Molte delle cose fatte credo abbiano sofferto di angustia se prese tutte insieme, ma hanno permesso di evitare che l’Italia avesse un tracollo forse per lungo tempo irreversibile, e con essa l’Europa». Lo ha detto Mario Monti nel suo discorso alla fiera del Levante a Bari.

«L’Italia ha schivato il precipizio e è una forza viva e creduta, non so se credibile dell’Europa, a cui ha concorso a dare questa svolta», ha aggiunto il premier, sottolineando come questi obiettivi siano stati conseguiti anche grazi «ai sacrifici dei cittadini italiani». «Condivido alcune critiche rivolte all’azione di governo, anzì le condividerei se non avessi presente la drammaticità della sfida che avevamo da affrontare», ha aggiunto Monti.

E riguardo al Sud: «Su un certo assistenzialismo nefasto voglio essere chiaro: la crescita non nasce nel Mezzogiorno o in qualsiasi altro punto nel mondo con i soldi pubblici pompati in un tubo da cui esce una cosa che si chiama crescita».

«Un breve e strano governo come il nostro ha rispetto molto forte verso la politica ma sente non meno forte il dovere verso i cittadini a fare di tutto per arrivare ad una più composta situazione di influenza della politica».

«Abbiamo intrapreso una guerra di civiltà contro l’evasione fiscale e altre cose che sarebbe riduttivo da considerare fenomeni economici e finanziari ma minano la fiducia verso il vicino, verso il lontano e verso lo Stato», dice Monti.
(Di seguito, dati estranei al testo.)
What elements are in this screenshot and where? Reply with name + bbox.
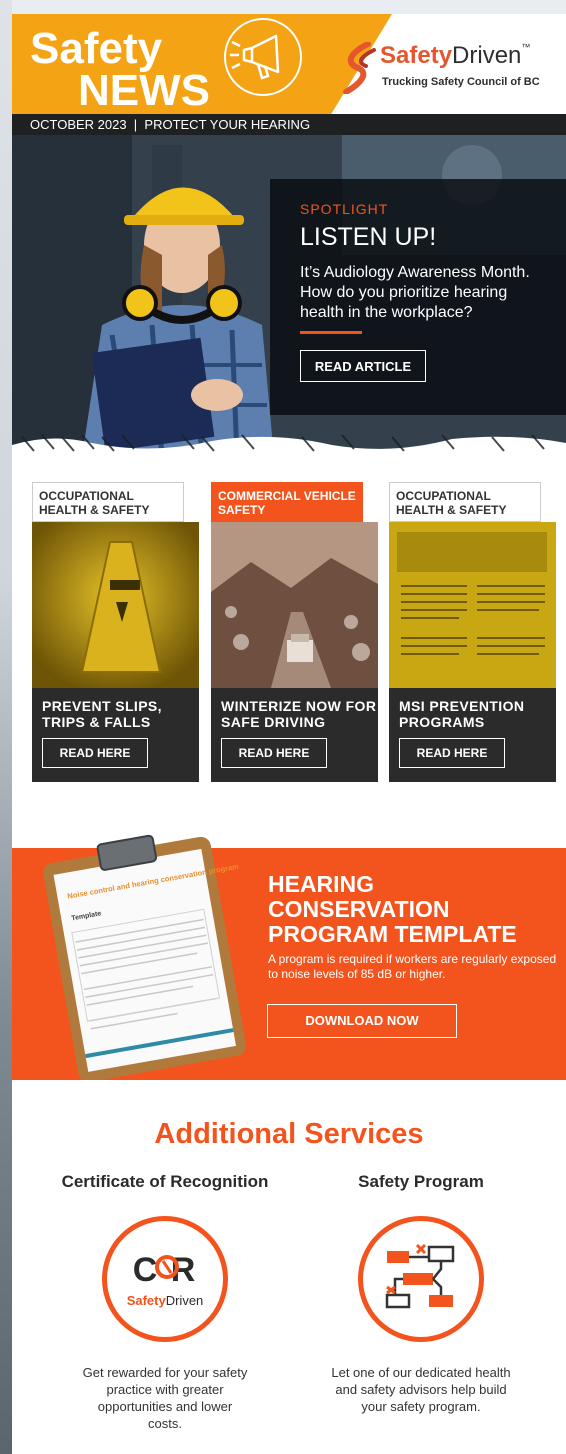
card-msi-prevention[interactable]: OCCUPATIONAL HEALTH & SAFETY MSI PREVENT… [389, 480, 556, 782]
document-preview-image [389, 522, 556, 688]
program-flowchart-icon[interactable] [358, 1216, 484, 1342]
service-description: Get rewarded for your safety practice wi… [82, 1365, 248, 1431]
swoosh-icon [343, 42, 376, 94]
winter-truck-image [211, 522, 378, 688]
card-footer: PREVENT SLIPS, TRIPS & FALLS READ HERE [32, 688, 199, 782]
brand-wordmark: SafetyDriven™ [380, 42, 530, 70]
caution-sign-image [32, 522, 199, 688]
cor-logo-icon[interactable]: C R SafetyDriven [102, 1216, 228, 1342]
card-heading: WINTERIZE NOW FOR SAFE DRIVING [221, 698, 377, 730]
newsletter-title-line2: NEWS [78, 66, 210, 115]
read-here-button[interactable]: READ HERE [42, 738, 148, 768]
additional-services-title: Additional Services [154, 1118, 424, 1150]
spotlight-title: LISTEN UP! [300, 223, 437, 251]
card-winterize[interactable]: COMMERCIAL VEHICLE SAFETY WINTERIZE NOW … [211, 480, 378, 782]
issue-date-bar: OCTOBER 2023 | PROTECT YOUR HEARING [12, 114, 566, 135]
spotlight-hero: SPOTLIGHT LISTEN UP! It’s Audiology Awar… [12, 135, 566, 457]
card-slips-trips-falls[interactable]: OCCUPATIONAL HEALTH & SAFETY PREVENT SLI… [32, 480, 199, 782]
brand-word-safety: Safety [380, 42, 453, 69]
tire-tread-pattern [12, 434, 566, 457]
download-now-button[interactable]: DOWNLOAD NOW [267, 1004, 457, 1038]
read-article-button[interactable]: READ ARTICLE [300, 350, 426, 382]
trademark: ™ [521, 42, 531, 52]
card-footer: MSI PREVENTION PROGRAMS READ HERE [389, 688, 556, 782]
spotlight-text: It’s Audiology Awareness Month. How do y… [300, 264, 530, 321]
brand-subtitle: Trucking Safety Council of BC [382, 76, 540, 88]
card-category-tab: OCCUPATIONAL HEALTH & SAFETY [389, 482, 541, 522]
cor-logo-safety: Safety [126, 1293, 166, 1308]
card-heading: MSI PREVENTION PROGRAMS [399, 698, 525, 730]
brand-word-driven: Driven [452, 42, 522, 69]
spotlight-panel: SPOTLIGHT LISTEN UP! It’s Audiology Awar… [270, 179, 566, 415]
background-strip [0, 0, 12, 1454]
hearing-title: HEARING CONSERVATION PROGRAM TEMPLATE [268, 871, 517, 947]
service-name: Certificate of Recognition [61, 1172, 269, 1191]
service-description: Let one of our dedicated health and safe… [331, 1365, 511, 1414]
header: Safety NEWS SafetyDriven™ Trucking Safet… [12, 14, 566, 115]
megaphone-icon [224, 18, 302, 96]
card-footer: WINTERIZE NOW FOR SAFE DRIVING READ HERE [211, 688, 378, 782]
newsletter: Safety NEWS SafetyDriven™ Trucking Safet… [12, 14, 566, 1454]
card-heading: PREVENT SLIPS, TRIPS & FALLS [42, 698, 162, 730]
safetydriven-logo[interactable]: SafetyDriven™ Trucking Safety Council of… [338, 42, 558, 98]
clipboard-image: Noise control and hearing conservation p… [26, 820, 266, 1082]
card-category-tab: COMMERCIAL VEHICLE SAFETY [211, 482, 363, 522]
card-category-tab: OCCUPATIONAL HEALTH & SAFETY [32, 482, 184, 522]
cor-gear-icon [155, 1255, 179, 1279]
read-here-button[interactable]: READ HERE [221, 738, 327, 768]
service-name: Safety Program [358, 1172, 484, 1191]
read-here-button[interactable]: READ HERE [399, 738, 505, 768]
spotlight-divider [300, 331, 362, 334]
hearing-description: A program is required if workers are reg… [268, 952, 557, 981]
cor-logo-driven: Driven [165, 1293, 204, 1308]
article-cards: OCCUPATIONAL HEALTH & SAFETY PREVENT SLI… [12, 480, 566, 782]
spotlight-label: SPOTLIGHT [300, 201, 389, 217]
D’obbligo un accenno all’Ilva, a meno di 100 chilometri dalla Fiera: «Con senso di responsabilità ed effettiva collaborazione tra le Istituzioni credo si possa trovare una soluzione positiva alla vicenda di una grande fabbrica che non può chiudere», afferma il premier. Monti ricorda come siano stati «sbloccati 4 miliardi di euro per le emergenze ambientali, il dissesto e le bonifiche di siti industriali. Il governo ha avvertito tutta l’urgenza e si e mosso con urgenza del caso per favorire la rimozione strutturale delle cause del sequestro degli impianti con la firma di un protocollo d’intesa. Sono stati stanziati – aggiunge – 366 milioni di euro che serviranno a bonificare il territorio inquinato ed è positivo che l’azienda si sia subito impegnata stanziando proprie risorse».
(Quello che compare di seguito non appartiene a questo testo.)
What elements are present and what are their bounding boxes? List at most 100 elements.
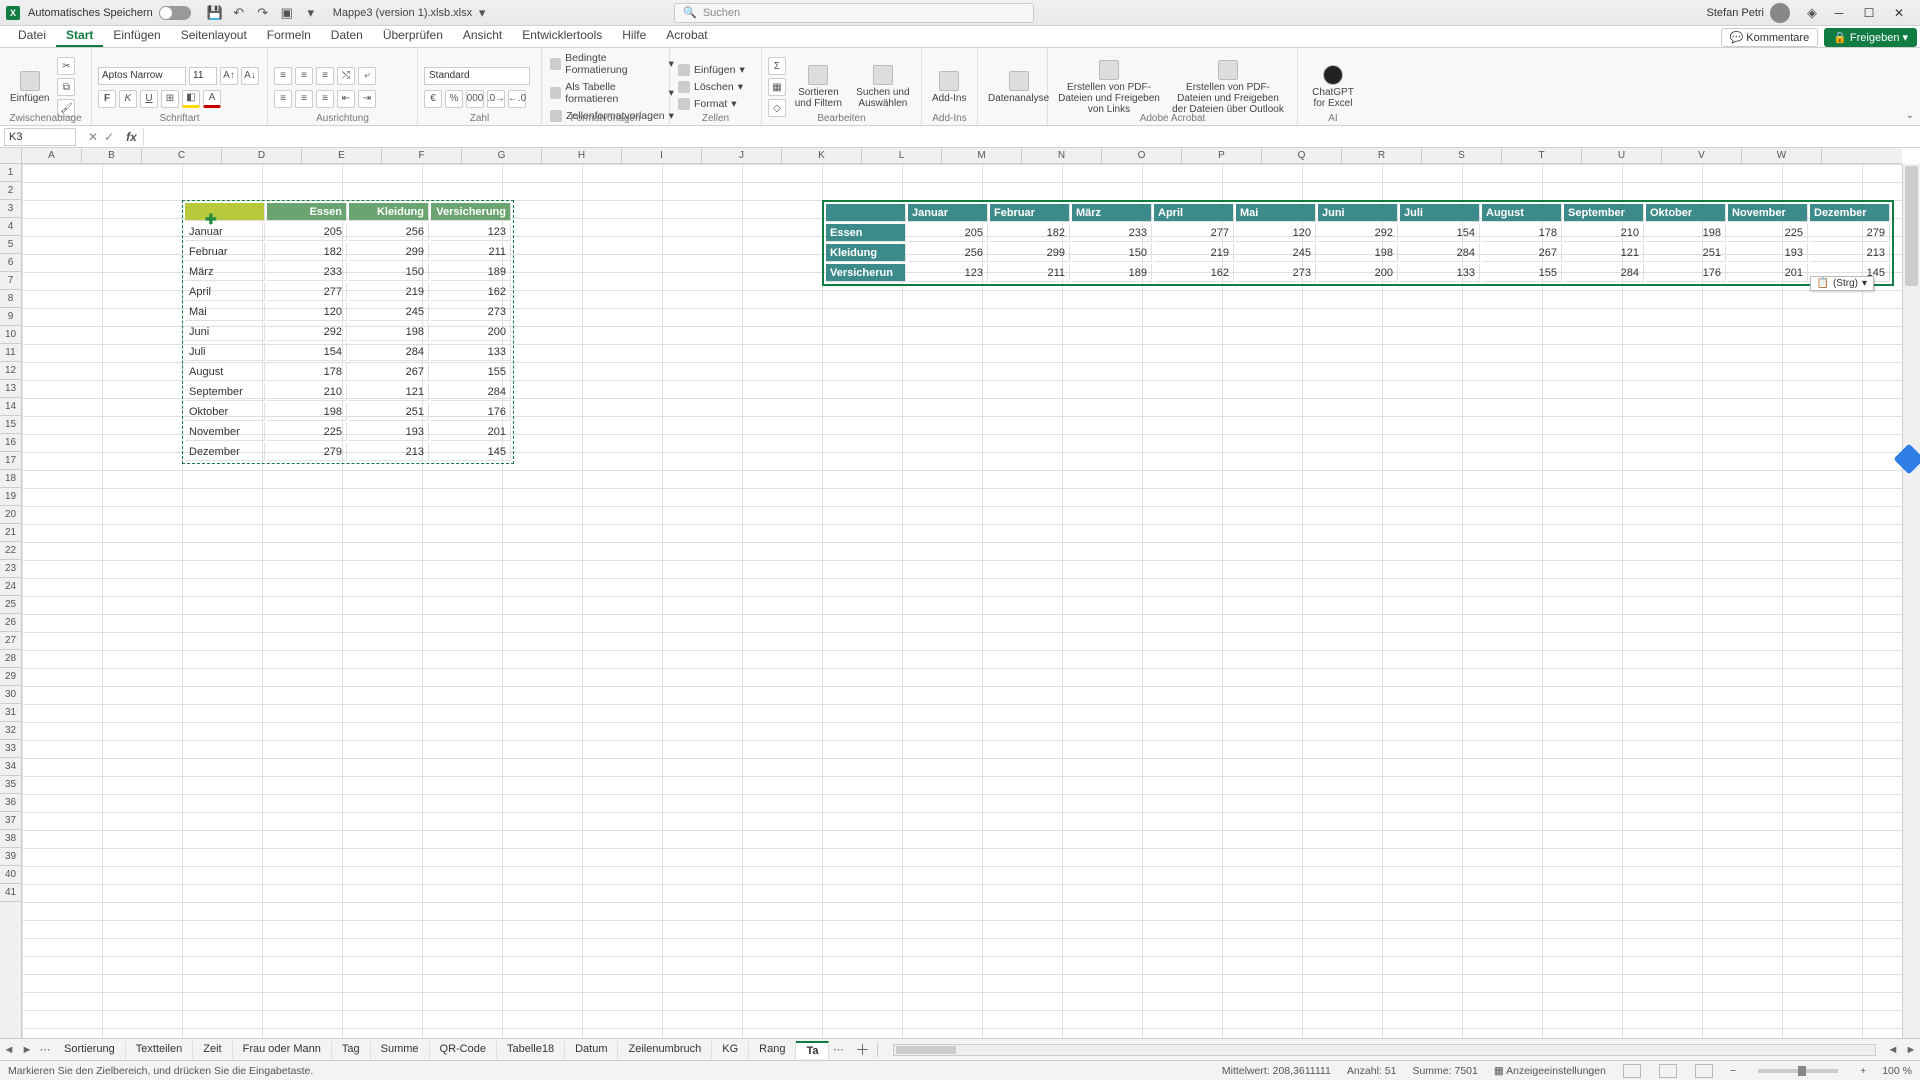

«Non si poteva neanche parlare di Rai, ebbene, senza modificare le leggi, senza neanche pensare di ledere le prerogative del Parlamento in una sfera dove tutelare il pluralismo è vitale, abbiamo cambiato alcuni meccanismi della governance e abbiamo fatto nomine che riteniamo di buona qualità», ha sottolineato il premier.

Contro la corruzione «alcuni provvedimenti sono necessari e saranno conclusi», sottolinea Monti, che assicura che il governo andrà fino in fondo nell’approvazione del ddl anti-corruzione.